Optamos por esta modalidade de intervenção porque é uma forma das crianças
expressarem abertamente os seus sentimentos de dor e receberem suporte de outras
crianças que se encontram na mesma situação. Além disso, os familiares da criança,
muitas vezes tem dificuldade em lidar com esta situação e falar abertamente com as
crianças acerca dos seus sentimentos, sendo importante criar um espaço seguro onde
a criança se possa expressar.
Adoptando uma perspectiva educativo-desenvolvimental, este programa pretende:
ensinar as crianças a reconhecer e expressar sentimentos de tristeza, encorajando a
comunicação aberta e descobrir concepções disfuncionais pouco saudáveis que a
criança possa apresentar; proporcionar às crianças uma oportunidade para
experenciar o luto e aceitá-lo num ambiente seguro e partilha-lo com outras crianças
que também passaram por uma situação semelhante; dar às crianças informação
sobre o luto para facilitar uma melhor expressão e compreensão dos seus
sentimentos; e ajudar as crianças a reconhecer alternativas apropriadas para
expressarem a sua dor.
No planeamento da nossa intervenção baseamo-nos no modelo de adaptação à
crise de Scholossberg, em que se presta atenção a interacção entre as características
pessoais, ambientais e da crise em si. A consideração das características pessoais
(idade, valores, estatuto socio-económico, competências psicossociais, ...) é
importante, por exemplo, na escolha das actividades a realizar e na forma de abordar
as temáticas, uma vez que estas devem estar adaptadas ao nível de desenvolvimento
das crianças e ao estádio de luto em que a criança se encontra.
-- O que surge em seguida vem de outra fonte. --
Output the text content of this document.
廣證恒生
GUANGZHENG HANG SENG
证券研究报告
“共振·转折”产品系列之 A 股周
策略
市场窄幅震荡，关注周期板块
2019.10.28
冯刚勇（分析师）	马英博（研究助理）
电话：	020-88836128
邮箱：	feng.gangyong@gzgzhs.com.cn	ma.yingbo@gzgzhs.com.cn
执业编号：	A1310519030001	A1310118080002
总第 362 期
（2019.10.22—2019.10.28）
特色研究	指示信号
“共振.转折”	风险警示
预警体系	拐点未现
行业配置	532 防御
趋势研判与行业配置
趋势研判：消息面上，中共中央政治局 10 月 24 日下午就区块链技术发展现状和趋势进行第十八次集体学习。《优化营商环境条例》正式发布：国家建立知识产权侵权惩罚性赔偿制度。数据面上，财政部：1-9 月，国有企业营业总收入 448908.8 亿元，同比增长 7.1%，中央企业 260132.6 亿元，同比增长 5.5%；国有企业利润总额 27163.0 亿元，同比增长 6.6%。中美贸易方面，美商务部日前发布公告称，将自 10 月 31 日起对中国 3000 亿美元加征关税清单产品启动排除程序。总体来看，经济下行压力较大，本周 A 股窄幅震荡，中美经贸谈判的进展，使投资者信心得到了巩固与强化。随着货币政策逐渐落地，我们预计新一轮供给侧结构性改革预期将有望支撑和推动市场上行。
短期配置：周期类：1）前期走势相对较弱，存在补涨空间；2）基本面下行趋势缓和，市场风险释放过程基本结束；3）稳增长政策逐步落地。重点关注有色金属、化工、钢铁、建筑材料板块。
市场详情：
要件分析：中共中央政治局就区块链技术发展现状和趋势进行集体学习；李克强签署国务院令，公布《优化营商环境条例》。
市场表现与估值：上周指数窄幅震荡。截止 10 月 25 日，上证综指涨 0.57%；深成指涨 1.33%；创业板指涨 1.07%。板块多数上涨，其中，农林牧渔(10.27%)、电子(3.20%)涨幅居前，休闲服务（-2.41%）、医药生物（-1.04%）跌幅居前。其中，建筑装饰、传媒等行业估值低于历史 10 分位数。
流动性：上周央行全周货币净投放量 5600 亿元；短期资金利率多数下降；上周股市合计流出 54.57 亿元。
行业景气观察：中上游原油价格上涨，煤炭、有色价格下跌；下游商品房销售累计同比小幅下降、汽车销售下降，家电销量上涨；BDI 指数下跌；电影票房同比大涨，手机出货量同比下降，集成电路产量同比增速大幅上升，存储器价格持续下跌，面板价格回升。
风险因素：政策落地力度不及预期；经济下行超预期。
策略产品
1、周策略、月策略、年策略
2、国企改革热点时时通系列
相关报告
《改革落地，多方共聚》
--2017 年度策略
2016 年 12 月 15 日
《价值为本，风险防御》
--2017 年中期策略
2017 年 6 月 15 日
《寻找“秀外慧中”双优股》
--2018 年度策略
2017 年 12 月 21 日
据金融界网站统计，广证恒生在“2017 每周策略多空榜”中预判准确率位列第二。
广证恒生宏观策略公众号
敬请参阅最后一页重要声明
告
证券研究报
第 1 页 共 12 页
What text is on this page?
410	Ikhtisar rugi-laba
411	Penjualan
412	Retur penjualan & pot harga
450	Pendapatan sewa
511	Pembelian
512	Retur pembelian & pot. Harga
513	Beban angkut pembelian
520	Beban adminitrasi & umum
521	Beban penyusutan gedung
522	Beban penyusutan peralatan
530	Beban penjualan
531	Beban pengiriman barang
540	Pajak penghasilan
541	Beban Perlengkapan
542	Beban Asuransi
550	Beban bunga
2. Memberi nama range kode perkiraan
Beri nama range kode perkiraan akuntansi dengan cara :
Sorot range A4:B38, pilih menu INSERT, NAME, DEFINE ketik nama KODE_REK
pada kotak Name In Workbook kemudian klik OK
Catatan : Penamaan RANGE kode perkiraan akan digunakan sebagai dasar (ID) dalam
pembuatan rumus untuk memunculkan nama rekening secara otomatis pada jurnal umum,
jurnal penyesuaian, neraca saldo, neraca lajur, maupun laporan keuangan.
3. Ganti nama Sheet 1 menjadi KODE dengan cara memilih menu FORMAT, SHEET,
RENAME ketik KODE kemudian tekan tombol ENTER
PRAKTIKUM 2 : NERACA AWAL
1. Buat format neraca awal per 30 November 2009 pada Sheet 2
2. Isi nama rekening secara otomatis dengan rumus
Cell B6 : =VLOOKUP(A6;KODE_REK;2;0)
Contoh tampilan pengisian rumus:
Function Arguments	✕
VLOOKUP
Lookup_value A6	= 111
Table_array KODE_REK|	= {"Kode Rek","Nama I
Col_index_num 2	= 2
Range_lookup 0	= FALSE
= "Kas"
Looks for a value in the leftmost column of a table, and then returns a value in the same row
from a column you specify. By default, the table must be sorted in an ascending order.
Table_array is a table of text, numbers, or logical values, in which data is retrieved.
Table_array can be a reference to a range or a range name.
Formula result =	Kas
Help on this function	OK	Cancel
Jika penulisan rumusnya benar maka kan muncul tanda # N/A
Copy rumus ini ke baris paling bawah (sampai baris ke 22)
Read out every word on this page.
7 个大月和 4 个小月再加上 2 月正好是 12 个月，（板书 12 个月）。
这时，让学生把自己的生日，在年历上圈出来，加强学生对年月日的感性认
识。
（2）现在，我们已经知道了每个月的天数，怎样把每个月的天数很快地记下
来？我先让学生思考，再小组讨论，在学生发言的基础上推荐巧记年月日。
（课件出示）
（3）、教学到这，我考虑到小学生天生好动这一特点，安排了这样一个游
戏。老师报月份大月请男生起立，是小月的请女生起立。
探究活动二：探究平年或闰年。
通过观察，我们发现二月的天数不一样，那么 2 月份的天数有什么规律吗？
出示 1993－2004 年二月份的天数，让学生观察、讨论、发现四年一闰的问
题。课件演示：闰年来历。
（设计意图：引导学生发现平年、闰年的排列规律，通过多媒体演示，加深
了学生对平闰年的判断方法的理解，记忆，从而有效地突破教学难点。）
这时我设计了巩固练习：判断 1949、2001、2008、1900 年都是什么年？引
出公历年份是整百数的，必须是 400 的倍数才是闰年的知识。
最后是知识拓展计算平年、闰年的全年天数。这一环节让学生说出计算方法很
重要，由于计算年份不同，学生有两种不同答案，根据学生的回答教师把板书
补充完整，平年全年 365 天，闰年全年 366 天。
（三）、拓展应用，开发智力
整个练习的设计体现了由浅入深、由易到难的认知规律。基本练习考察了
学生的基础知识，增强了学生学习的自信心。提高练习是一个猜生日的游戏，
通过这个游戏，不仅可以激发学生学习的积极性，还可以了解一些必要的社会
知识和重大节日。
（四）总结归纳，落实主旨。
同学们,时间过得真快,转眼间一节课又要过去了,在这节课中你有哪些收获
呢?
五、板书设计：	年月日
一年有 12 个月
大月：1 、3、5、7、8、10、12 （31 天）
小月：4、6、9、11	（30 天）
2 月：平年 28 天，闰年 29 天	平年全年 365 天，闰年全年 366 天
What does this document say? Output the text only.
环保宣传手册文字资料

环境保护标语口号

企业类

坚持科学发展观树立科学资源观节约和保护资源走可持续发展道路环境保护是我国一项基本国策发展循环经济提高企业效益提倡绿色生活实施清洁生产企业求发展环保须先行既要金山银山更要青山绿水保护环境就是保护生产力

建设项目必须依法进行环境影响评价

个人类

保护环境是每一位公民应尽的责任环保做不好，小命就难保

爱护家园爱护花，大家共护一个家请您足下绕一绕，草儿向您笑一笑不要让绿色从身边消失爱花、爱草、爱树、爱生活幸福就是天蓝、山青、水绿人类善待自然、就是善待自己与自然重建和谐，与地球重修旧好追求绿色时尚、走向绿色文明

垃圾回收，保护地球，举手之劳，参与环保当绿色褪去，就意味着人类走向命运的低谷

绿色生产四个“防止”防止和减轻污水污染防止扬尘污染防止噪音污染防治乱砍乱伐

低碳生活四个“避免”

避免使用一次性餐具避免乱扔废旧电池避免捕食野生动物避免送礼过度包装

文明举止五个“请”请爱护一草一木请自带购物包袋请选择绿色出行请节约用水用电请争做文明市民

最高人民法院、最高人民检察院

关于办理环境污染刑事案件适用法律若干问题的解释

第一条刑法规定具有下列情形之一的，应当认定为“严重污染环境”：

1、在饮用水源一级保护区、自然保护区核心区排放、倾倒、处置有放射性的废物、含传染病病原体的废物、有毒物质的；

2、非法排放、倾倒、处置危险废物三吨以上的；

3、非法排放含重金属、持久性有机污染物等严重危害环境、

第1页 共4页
Também são um
factor importante a considerar na selecção dos elementos de cada grupo, sendo que a
este nível é importante uma certa diversidade ao nível das experiências mantendo, no
entanto, alguma homogeneidade para não haver uma discrepância muito grande entre
os elementos o que iria dificultar a partilha.
As características dos ambientes pré e pós crise, como sejam contexto físico,
sistema de suporte interpessoal e o suporte institucional, são fundamentais numa
intervenção deste tipo tendo como objectivo manter uma certa continuidade entre
estes ambientes, o que trará à criança mais estabilidade e controlo sobre a situação.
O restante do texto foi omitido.